|Syllabus ||Concurrence |
[ Rehnquist ]
[ O'Connor ]
[ Thomas ]
[ Scalia ]
[ Blackmun ]
NOTE: Where it is feasible, a syllabus (headnote) will be released, as is being done in connection with this case, at the time the opinion is issued. The syllabus constitutes no part of the opinion of the Court but has been prepared by the Reporter of Decisions for the convenience of the reader. See United States v. Detroit Lumber Co., 200 U.S. 321, 337.
SUPREME COURT OF THE UNITED STATES
GEORGIA v. McCOLLUM et al.
certiorari to the supreme court of georgia
Respondents, who are white, were charged with assaulting two African Americans. Before jury selection began, the trial judge denied the prosecution's motion to prohibit respondents from exercising peremptory challenges in a racially discriminatory manner. The Georgia Supreme Court affirmed, distinguishing Edmonson v. Leesville Concrete Co., 500 U. S. ___--in which this Court held that private litigants cannot exercise peremptory strikes in a racially discriminatory manner--on the ground that it involved civil litigants rather than criminal defendants.
Held: The Constitution prohibits a criminal defendant from engaging in purposeful discrimination on the ground of race in the exercise of peremptory challenges. Pp. 3-16.
(a) The exercise of racially discriminatory peremptory challenges offends the Equal Protection Clause when the offending challenges are made by the State, Batson v. Kentucky, 476 U.S. 79; Powers v. Ohio, 499 U. S. ___, and, in civil cases, when they are made by private litigants, Edmonson, supra. Whether the prohibition should be extended to discriminatory challenges made by a criminal defendant turns upon the following four factor analysis. Pp. 3-5.

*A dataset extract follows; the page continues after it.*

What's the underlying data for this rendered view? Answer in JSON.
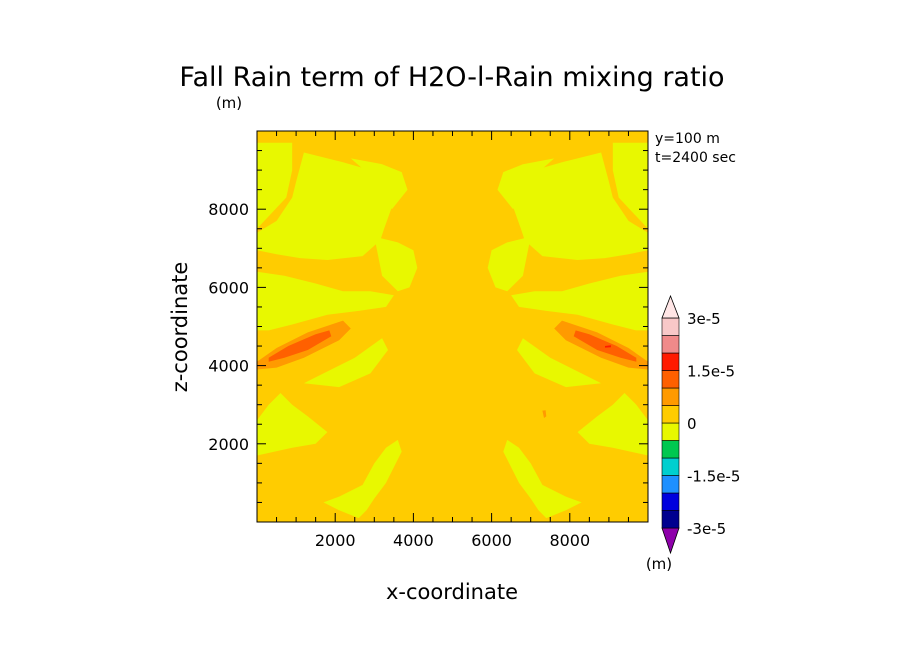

(b) A criminal defendant's racially discriminatory exercise of peremptory challenges inflicts the harms addressed by Batson. Regardless of whether it is the State or the defense who invokes them, discriminatory challenges harm the individual juror by subjecting him to open and public racial discrimination and harm the community by undermining public confidence in this country's system of justice. Pp. 5-7.
(c) A criminal defendant's exercise of peremptory challenges constitutes state action for purposes of the Equal Protection Clause under the analytical framework summarized in Lugar v. EdmondsonOil Co., 457 U.S. 922. Respondents' argument that the adversarial relationship between the defendant and the prosecution negates a peremptory challenge's governmental character is rejected. Unlike other actions taken in support of a defendant's defense, the exercise of a peremptory challenge determines the composition of a governmental body. The fact that a defendant exercises a peremptory challenge to further his interest in acquittal does not conflict with a finding of state action, since whenever a private actor's conduct is deemed fairly attributable to the government, it is likely that private motives will have animated the actor's decision. Pp. 7-12.
(d) The State has third party standing to challenge a defendant's discriminatory use of peremptory challenges, since it suffers a concrete injury when the fairness and the integrity of its own judicial process is undermined; since, as the representative of all its citizens, it has a close relation to potential jurors; and since the barriers to suit by an excluded juror are daunting. See Powers, 499 U. S., at ___. Pp. 12-14.
(e) A prohibition against the discriminatory exercise of peremptory challenges does not violate a criminal defendant's constitutional rights. It is an affront to justice to argue that the right to a fair trial includes the right to discriminate against a group of citizens based upon their race. Nor does the prohibition violate the Sixth Amendment right to the effective assistance of counsel, since counsel can normally explain the reasons for peremptory challenges without revealing strategy or confidential communication, and since neither the Sixth Amendment nor the attorney client privilege gives a defendant the right to carry out through counsel an unlawful course of conduct. In addition, the prohibition does not violate the Sixth Amendment right to a trial by a jury that is impartial with respect to both parties. Removing a juror whom the defendant believes harbors racial prejudice is different from exercising a peremptory challenge to discriminate invidiously against jurors on account of race. Pp. 14-16.
261 Ga. 473, 405 S. E. 2d 688, reversed and remanded.
Blackmun, J., delivered the opinion of the Court, in which Rehnquist, C. J., and White, Stevens, Kennedy, and Souter, JJ., joined. Rehnquist, C. J., filed a concurring opinion. Thomas, J., filed an opinion concurring in the judgment. O'Connor, J., and Scalia, J., filed dissenting opinions.